Probable historia de las construcciones[1]
Primer periodo: Darío I
( 518 a 490 a. C.)
  • Terraza
  • Apadana (palacio, escalera Este)
  • Tesoro
Segundo periodo: Darío I - Jerjes I
( 490 a 480 a. C.)
  • Tachara
  • Escalera de Persépolis
  • Puerta de todas las Naciones
  • Apadana (escalera norte)
Tercer periodo: Jerjes I
( 480 a 470 a. C.)
  • Hadish
  • Harén
  • Tripylon
  • Palacio D
Cuarto periodo: Artajerjes I
  • Palacio de las 100 columnas
  • Palacio de Artajerjes I
  • Guarnición
Quinto periodo
Desconocido
  • Construcciones del sur

La primera capital del Imperio persa aqueménida fue Pasargada, pero hacia 512 a. C. el rey Darío I el Grande emprendió la construcción de este masivo complejo palaciego, ampliado posteriormente por su hijo Jerjes I y su nieto Artajerjes I. Mientras las capitales administrativas de los reyes aqueménidas fueron Susa, Ecbatana y Babilonia, la ciudadela de Persépolis mantuvo la función de capital ceremonial, donde se celebraban las fiestas de Año Nuevo. Construida en una región remota y montañosa, Persépolis era una residencia real poco conveniente y era visitada principalmente en primavera.

En 330 a. C., Alejandro Magno, en su campaña de Oriente, ocupó y saqueó Persépolis, incendiando el Palacio de Jerjes, para simbolizar quizá el fin de la guerra panhelénica de revancha contra los persas. En 316 a. C., Persépolis era todavía la capital de Persis, una provincia del nuevo Imperio macedónico. La ciudad decayó gradualmente durante el periodo seléucida y las épocas posteriores. En el siglo III, la cercana ciudad de Istajr se convirtió en centro del Imperio sasánida.

Construcción

Tras haber continuado la obra de Ciro II en Pasargada y paralelamente a los importantes trabajos de construcción emprendidos en Susa, Darío I decidió establecer una nueva capital; esta decisión es generalmente interpretada como una voluntad de distinguirse de la rama principal de los aqueménidas, a la que Pasargada estaba fuertemente ligada.

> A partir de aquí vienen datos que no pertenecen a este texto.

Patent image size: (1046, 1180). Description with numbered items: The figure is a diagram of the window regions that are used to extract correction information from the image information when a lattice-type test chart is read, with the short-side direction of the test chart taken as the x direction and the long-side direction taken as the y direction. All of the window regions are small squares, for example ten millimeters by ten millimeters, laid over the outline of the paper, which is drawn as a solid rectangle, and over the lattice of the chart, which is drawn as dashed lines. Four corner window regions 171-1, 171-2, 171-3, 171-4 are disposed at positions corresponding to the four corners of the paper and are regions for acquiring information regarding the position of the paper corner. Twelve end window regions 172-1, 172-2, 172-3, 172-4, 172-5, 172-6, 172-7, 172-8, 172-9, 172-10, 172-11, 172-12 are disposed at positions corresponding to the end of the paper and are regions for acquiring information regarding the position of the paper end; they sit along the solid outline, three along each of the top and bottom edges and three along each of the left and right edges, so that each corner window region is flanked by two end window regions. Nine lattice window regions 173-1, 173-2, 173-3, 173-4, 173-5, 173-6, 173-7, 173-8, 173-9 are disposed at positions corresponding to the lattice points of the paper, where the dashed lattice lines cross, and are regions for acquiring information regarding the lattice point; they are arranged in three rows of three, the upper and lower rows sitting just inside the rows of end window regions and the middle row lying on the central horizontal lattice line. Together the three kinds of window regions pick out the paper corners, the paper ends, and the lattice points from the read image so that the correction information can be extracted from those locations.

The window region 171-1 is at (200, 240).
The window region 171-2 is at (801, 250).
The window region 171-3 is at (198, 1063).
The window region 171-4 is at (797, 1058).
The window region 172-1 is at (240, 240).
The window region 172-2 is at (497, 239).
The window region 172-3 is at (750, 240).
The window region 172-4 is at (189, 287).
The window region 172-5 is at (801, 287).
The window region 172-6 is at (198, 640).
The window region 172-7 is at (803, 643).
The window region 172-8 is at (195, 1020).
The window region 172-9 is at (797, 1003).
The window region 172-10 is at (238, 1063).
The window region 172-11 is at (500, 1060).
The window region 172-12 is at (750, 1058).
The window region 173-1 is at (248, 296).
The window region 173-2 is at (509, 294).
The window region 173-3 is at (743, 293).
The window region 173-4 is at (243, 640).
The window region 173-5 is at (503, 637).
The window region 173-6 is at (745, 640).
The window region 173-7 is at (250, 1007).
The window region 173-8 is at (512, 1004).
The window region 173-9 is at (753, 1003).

Eligió para eso una ciudad que ha sido identificada con Uvādaicaya (Mattezsi en babilonio). Esta ciudad debía tener ya cierta importancia política, puesto que Darío hizo ejecutar a Vahyazdāta, su principal opositor persa, en 521 a. C. Por otro lado, se atestigua la presencia de palacios y de puertas monumentales que se remontan a Ciro y Cambises II, así como una tumba inacabada probablemente destinada a Cambises. Las tablillas babilonias muestran que se trataba de un centro urbano desarrollado, activo y poblado, que tenía relaciones comerciales con Babilonia y era capaz de asegurar los medios logísticos y alimenticios para una obra de esta magnitud.[3]

Capitales aqueménidas.

Darío eligió como emplazamiento para su nueva construcción la parte baja de la formación rocosa del Kuh-e Rahmat, que se convirtió así en el símbolo de la dinastía aqueménida. Hizo erigir la terraza, los palacios (Apadana, Tachara), las salas del Tesoro, así como las murallas. Es difícil datar con precisión la construcción de cada monumento. La única indicación irrefutable es suministrada por las tablillas encontradas en el sitio que atestiguan la existencia de actividad constructiva al menos desde 509 a. C., cuando se produjo la construcción de las fortificaciones.

Se puede atribuir, en cambio, la mayoría de las construcciones a los períodos correspondientes a los reinados de los soberanos posteriores.[4]
Las construcciones de Darío fueron luego acabadas y completadas por sus sucesores: su hijo Jerjes I añadió al complejo la Puerta de todas las Naciones, el Hadish, o incluso el Tripylon, y bajo Artajerjes I en 460 a. C., 1149 artesanos se encontraban presentes en las obras.[6]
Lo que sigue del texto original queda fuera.